As Congress prepares to debate the President's budget and looks ahead to address the growing federal deficit and the future sustainability of Medicare, Medicaid, and Social Security, a new study of future funding requirements for Medicaid by the Kaiser Family Foundation's Commission on Medicaid and the Uninsured (KCMU) projects a less dire situation than suggested by conventional wisdom.
The study, authored by Richard Kronick of the University of California, San Diego and David Rousseau of KCMU and published by the journal Health Affairs today, concludes that expected growth in government revenues is likely to be large enough to sustain Medicaid spending increases over the next 40 years, while also allowing substantial real growth in spending for other public services.

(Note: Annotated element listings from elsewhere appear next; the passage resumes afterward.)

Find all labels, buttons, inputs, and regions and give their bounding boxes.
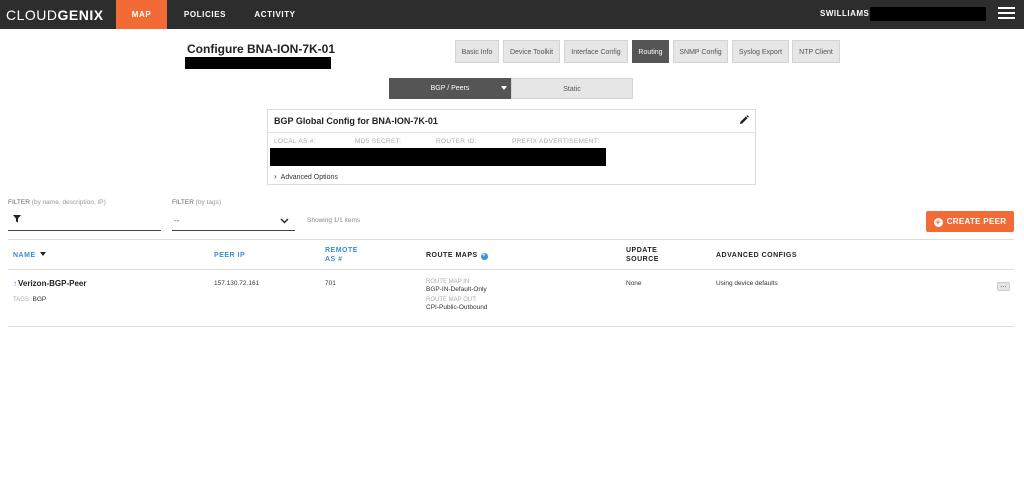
tags-label: TAGS: <box>13 297 31 303</box>
plus-circle-icon: + <box>933 217 943 227</box>
update-source-cell: None <box>626 280 642 287</box>
status-up-icon: ↑ <box>13 279 17 288</box>
redacted-block <box>870 7 986 21</box>
header-label: AS # <box>325 256 343 263</box>
remote-as-cell: 701 <box>325 280 336 287</box>
segment-bgp-peers[interactable]: BGP / Peers <box>389 78 511 99</box>
tag-value: BGP <box>32 296 47 303</box>
redacted-block <box>185 57 331 69</box>
filter-label: FILTER <box>8 199 30 206</box>
redacted-block <box>270 148 606 166</box>
filter-name-label: FILTER (by name, description, IP) <box>8 199 106 206</box>
route-map-out-label: ROUTE MAP OUT: <box>426 297 477 303</box>
header-label: SOURCE <box>626 256 659 263</box>
nav-policies[interactable]: POLICIES <box>180 0 230 29</box>
tags-select-value: -- <box>174 216 180 225</box>
column-header-route-maps: ROUTE MAPS + <box>426 251 488 260</box>
header-label: REMOTE <box>325 247 358 254</box>
chevron-down-icon <box>280 218 289 224</box>
showing-count: Showing 1/1 items <box>307 217 361 224</box>
route-map-in-value: BGP-IN-Default-Only <box>426 286 487 293</box>
add-info-icon[interactable]: + <box>480 253 488 260</box>
logo-text-bold: GENIX <box>57 7 104 23</box>
table-row: ↑Verizon-BGP-Peer TAGS: BGP 157.130.72.1… <box>8 270 1014 327</box>
peer-name: Verizon-BGP-Peer <box>18 279 87 288</box>
caret-down-icon <box>501 86 507 90</box>
filter-search-input[interactable] <box>8 210 161 231</box>
edit-pencil-icon[interactable] <box>739 115 749 125</box>
cloudgenix-logo[interactable]: CLOUDGENIX <box>6 7 104 23</box>
tab-interface-config[interactable]: Interface Config <box>564 40 628 63</box>
column-header-remote-as[interactable]: REMOTE AS # <box>325 246 358 264</box>
header-label: UPDATE <box>626 247 658 254</box>
tab-ntp-client[interactable]: NTP Client <box>792 40 840 63</box>
tags-select[interactable]: -- <box>172 210 295 231</box>
user-name[interactable]: SWILLIAMS <box>820 9 869 18</box>
prefix-advertisement-label: PREFIX ADVERTISEMENT: <box>512 138 600 145</box>
table-header: NAME PEER IP REMOTE AS # ROUTE MAPS + UPD… <box>8 239 1014 270</box>
column-header-name[interactable]: NAME <box>13 251 46 260</box>
advanced-configs-cell: Using device defaults <box>716 280 778 287</box>
hamburger-menu-icon[interactable] <box>998 7 1015 21</box>
tab-syslog-export[interactable]: Syslog Export <box>732 40 789 63</box>
header-label: ROUTE MAPS <box>426 252 478 259</box>
filter-tags-label: FILTER (by tags) <box>172 199 221 206</box>
segment-static[interactable]: Static <box>511 78 633 99</box>
nav-map[interactable]: MAP <box>116 0 167 29</box>
filter-hint: (by name, description, IP) <box>31 199 106 206</box>
panel-title: BGP Global Config for BNA-ION-7K-01 <box>274 116 438 126</box>
create-peer-button[interactable]: + CREATE PEER <box>926 211 1014 232</box>
nav-activity[interactable]: ACTIVITY <box>250 0 300 29</box>
tab-routing[interactable]: Routing <box>632 40 669 63</box>
router-id-label: ROUTER ID: <box>436 138 477 145</box>
tab-snmp-config[interactable]: SNMP Config <box>673 40 728 63</box>
route-map-out-value: CPI-Public-Outbound <box>426 304 488 311</box>
md5-secret-label: MD5 SECRET: <box>355 138 402 145</box>
divider <box>268 132 755 133</box>
row-actions-menu-button[interactable]: ... <box>997 281 1010 291</box>
advanced-options-label: Advanced Options <box>280 174 338 181</box>
create-peer-label: CREATE PEER <box>946 217 1007 226</box>
page-title: Configure BNA-ION-7K-01 <box>187 42 336 56</box>
logo-text-light: CLOUD <box>6 7 58 23</box>
top-nav-bar: CLOUDGENIX MAP POLICIES ACTIVITY SWILLIA… <box>0 0 1024 29</box>
route-map-in-label: ROUTE MAP IN: <box>426 279 471 285</box>
column-header-advanced-configs: ADVANCED CONFIGS <box>716 252 797 259</box>
bgp-global-config-panel: BGP Global Config for BNA-ION-7K-01 LOCA… <box>267 109 756 185</box>
funnel-filter-icon <box>13 215 21 223</box>
route-maps-cell: ROUTE MAP IN: BGP-IN-Default-Only ROUTE … <box>426 279 487 311</box>
tab-device-toolkit[interactable]: Device Toolkit <box>503 40 560 63</box>
peer-tags: TAGS: BGP <box>13 296 46 303</box>
header-label: NAME <box>13 252 36 259</box>
column-header-update-source: UPDATE SOURCE <box>626 246 659 264</box>
tab-basic-info[interactable]: Basic Info <box>455 40 499 63</box>
segment-bgp-label: BGP / Peers <box>430 85 470 92</box>
chevron-right-icon: › <box>274 172 277 181</box>
filter-label: FILTER <box>172 199 194 206</box>
advanced-options-toggle[interactable]: › Advanced Options <box>274 172 338 181</box>
peer-name-cell[interactable]: ↑Verizon-BGP-Peer <box>13 279 86 288</box>
sort-down-icon <box>39 252 46 256</box>
local-as-label: LOCAL AS #: <box>274 138 316 145</box>
column-header-peer-ip[interactable]: PEER IP <box>214 251 245 260</box>
filter-hint: (by tags) <box>195 199 222 206</box>
peer-ip-cell: 157.130.72.161 <box>214 280 260 287</box>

Unlike the annual examination of the long-term financial status of the Medicare program via the Medicare Trustees' report, there has been no comparable careful look at long-term Medicaid spending and the availability of government revenues to support it. This analysis fills that gap by providing a detailed forecast, based on historical trends, of projected spending over the next 40 years, 2005-2045, for Medicaid as currently structured and comparing projected Medicaid spending to projected overall health spending and federal and state revenue growth.
"Even under pessimistic assumptions, the study provides a new perspective on Medicaid's future financing," said study co-author Richard Kronick. "While a substantial component of state government spending, Medicaid is not likely to be the financial burden squeezing out other public priorities that some policymakers fear," he added.
After accounting for demographic and health coverage trends such as an aging population and declines in employer-sponsored insurance, the study finds that Medicaid's share (16.5 percent in 2005) of national health expenditures (NHE) is expected to remain at an average 16.6 percent from 2005 to 2025 and slowly rise to 19 percent by 2045. However, as overall health spending increases as a share of gross domestic product (GDP) from 2005 to 2045, there will be a commensurate increase in the share of GDP Medicaid spending represents, according to the study. The results lead the authors to conclude that "there is little that is special about Medicaid spending: It is likely to increase with health spending more generally, neither much more quickly nor much more slowly."
"As an integral part of the nation's health care system, covering 55 million people, Medicaid experiences the strains and pressures of the overall health system. This first of its kind study of Medicaid makes it clear that the growth over the next 40 years in Medicaid spending will largely be driven by the growth of health spending as a share of the economy. If there is a culprit in the room, it is not Medicaid but ever rising health costs that threaten future sustainability," said Diane Rowland, executive director of KCMU. "Efforts to reduce the growth in Medicaid without shifting costs or threatening coverage will ultimately require better controlling the rate of growth of health spending overall," she added.
How Rapidly Will Medicaid Grow?
Although long-term projections always involve uncertainty, these estimates provide a framework for assessing how future Medicaid spending might be affected by demographic and programmatic changes. The study projects that over the next 40 years, as overall health spending grows, Medicaid will also grow but stay at roughly the same share of national health spending in the coming decades due to three key factors:
- Although many adults are expected to lose employer coverage, few of them are eligible for Medicaid under current rules, and although more children are expected to enroll in Medicaid, the program's low per capita spending for children limits the impact;
- The increase in the number of Medicaid's disabled enrollees drove growth in the program's spending historically, but growth in this population has slowed in the past decade and is projected to remain slow over the next twenty five years; and
- The projections assume that nursing home and home health prices will grow roughly at the rate of growth of wages (which grow far slower than health care spending), meaning that while more elderly people will need long-term care (LTC), Medicaid LTC spending as a share of overall health spending is not likely to increase significantly.